ASTANA – The imperfection of the legislative base contributes to the growth of corruption in quasi-public sector procurement, said Civil Service Affairs and Anti-Corruption Agency Deputy Chairperson Alik Shpekbayev at a June 12 roundtable on legislative regulation of quasi-public sector procurement.
The number of corruption offenses in public procurement in quasi-public sector companies has increased 1.5 times this year in comparison to the previous year. One hundred and thirty seven offences were registered in 2016 and 51 offences have been recorded since the beginning of this year, reported Kapital.kz.
The main problem is that only individuals performing administrative functions are subject to corruption offenses, according to the criminal code and the law on combating corruption.
A number of measures to eliminate corruption in quasi-public sector procurement were announced at the meeting.

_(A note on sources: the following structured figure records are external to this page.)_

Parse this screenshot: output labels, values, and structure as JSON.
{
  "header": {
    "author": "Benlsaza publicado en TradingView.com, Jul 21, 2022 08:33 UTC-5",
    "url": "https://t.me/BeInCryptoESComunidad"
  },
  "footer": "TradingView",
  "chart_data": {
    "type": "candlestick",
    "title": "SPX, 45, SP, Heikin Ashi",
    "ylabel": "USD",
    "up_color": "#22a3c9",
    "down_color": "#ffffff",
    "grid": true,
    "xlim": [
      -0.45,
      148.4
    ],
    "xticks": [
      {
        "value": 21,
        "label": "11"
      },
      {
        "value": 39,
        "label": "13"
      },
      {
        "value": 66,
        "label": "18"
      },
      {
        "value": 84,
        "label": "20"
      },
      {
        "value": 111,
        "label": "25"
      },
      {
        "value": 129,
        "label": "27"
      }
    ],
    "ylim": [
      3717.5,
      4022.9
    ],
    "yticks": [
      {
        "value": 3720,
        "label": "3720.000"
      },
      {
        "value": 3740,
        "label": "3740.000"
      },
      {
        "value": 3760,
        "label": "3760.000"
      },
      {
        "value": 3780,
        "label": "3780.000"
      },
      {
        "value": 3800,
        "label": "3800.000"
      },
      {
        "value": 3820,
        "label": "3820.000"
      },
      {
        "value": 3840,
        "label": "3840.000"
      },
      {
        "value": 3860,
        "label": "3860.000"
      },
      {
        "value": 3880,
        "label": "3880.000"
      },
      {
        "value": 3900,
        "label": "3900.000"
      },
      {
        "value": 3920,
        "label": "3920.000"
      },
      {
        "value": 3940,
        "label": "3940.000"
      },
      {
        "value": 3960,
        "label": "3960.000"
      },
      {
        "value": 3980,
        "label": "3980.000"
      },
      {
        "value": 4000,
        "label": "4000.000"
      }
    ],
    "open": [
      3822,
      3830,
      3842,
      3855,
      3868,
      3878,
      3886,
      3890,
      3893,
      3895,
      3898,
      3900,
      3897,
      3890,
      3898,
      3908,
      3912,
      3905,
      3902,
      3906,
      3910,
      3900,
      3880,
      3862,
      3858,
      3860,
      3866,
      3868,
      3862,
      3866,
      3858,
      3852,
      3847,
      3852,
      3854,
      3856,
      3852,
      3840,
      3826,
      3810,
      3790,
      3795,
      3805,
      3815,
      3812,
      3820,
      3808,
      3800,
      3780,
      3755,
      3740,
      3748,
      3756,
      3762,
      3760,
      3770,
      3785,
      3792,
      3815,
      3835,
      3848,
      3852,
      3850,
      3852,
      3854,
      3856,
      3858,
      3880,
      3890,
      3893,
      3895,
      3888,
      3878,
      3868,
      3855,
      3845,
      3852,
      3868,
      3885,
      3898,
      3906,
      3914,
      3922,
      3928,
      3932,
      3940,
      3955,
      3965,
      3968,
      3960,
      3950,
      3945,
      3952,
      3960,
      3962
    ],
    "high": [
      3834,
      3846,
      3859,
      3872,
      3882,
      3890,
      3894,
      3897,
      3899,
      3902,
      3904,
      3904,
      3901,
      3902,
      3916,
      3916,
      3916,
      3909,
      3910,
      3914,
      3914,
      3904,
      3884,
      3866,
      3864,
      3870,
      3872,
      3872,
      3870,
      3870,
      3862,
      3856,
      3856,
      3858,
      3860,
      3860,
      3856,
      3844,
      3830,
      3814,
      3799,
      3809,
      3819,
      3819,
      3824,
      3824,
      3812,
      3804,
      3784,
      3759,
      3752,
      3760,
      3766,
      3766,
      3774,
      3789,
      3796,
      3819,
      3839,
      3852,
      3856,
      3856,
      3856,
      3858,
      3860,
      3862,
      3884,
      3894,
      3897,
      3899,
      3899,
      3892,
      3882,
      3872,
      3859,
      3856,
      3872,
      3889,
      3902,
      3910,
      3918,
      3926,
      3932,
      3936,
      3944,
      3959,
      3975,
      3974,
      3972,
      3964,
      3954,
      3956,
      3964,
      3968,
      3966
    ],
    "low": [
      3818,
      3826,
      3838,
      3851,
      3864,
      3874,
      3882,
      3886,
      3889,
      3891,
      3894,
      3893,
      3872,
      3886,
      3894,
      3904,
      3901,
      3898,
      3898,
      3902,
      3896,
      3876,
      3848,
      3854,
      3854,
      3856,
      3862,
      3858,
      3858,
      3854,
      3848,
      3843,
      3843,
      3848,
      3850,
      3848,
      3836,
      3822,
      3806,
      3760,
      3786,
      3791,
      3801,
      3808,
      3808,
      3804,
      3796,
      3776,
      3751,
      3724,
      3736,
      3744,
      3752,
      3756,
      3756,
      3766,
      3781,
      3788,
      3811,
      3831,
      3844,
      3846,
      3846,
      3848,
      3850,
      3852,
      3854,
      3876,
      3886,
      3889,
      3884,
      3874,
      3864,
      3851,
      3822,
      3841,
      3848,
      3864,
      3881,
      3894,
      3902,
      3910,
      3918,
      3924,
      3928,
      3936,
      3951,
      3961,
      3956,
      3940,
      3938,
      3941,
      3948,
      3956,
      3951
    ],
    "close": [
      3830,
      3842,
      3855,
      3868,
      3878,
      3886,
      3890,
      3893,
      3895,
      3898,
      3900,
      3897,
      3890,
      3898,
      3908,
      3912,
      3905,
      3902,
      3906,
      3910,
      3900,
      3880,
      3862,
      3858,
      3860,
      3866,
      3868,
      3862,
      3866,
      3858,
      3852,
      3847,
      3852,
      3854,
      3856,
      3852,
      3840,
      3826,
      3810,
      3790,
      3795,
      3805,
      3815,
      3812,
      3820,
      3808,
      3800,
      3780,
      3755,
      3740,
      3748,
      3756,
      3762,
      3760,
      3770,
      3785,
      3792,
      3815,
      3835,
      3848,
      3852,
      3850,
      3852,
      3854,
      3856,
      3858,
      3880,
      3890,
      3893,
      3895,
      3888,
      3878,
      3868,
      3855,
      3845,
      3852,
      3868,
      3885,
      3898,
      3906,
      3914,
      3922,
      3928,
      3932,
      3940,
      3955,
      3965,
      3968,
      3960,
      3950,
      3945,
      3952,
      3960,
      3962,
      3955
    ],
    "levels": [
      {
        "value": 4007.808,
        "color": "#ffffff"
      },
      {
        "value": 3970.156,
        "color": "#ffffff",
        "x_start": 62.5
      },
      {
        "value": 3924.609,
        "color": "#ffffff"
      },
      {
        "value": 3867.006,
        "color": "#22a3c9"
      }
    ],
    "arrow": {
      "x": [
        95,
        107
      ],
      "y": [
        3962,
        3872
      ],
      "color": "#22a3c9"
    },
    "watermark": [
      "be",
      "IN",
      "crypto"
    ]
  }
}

“There is a proposal to revise the approach to procurement in the quasi-public sector, to develop a separate law and to introduce modern electronic procurement mechanisms to exclude corruption risks in this area. There is a need to take into consideration the introduction of a centralised procurement system in the quasi-public sector ensuring transparency in decision-making according to world experience. This experience is widespread in Denmark, South Korea, the U.S. and the U.K.,” said Shpekbayev.
A need also exists to introduce appropriate changes in criminal and administrative legislation in terms of expanding the range of subjects of corruption offenses. The norms of the legislative acts should be disseminated adequately in terms of discussion, approval, registration, introduction and publication of internal documents. Anti-corruption expertise should also be conducted.
“This directly influences the public’s attitude. Citizens must know what documents and normative acts are adopted in the joint stock companies,” he said.
It is important to audit all internal documents of national holdings and companies that regulate the expenditure of public funds and allocations and to create a special working group consisting of representatives of interested state bodies. The institution of public control at all stages of managing the activities of companies in the quasi-public sector should also be introduced.
“We propose rotating employees every two years, taking into account the fact that the procurement sector has high corruption risks. This is also an international practice,” he said.
Taking measures to conduct an external analysis of corruption risks, as provided by the law on anti-corruption in the companies in the quasi-public sector, is also necessary.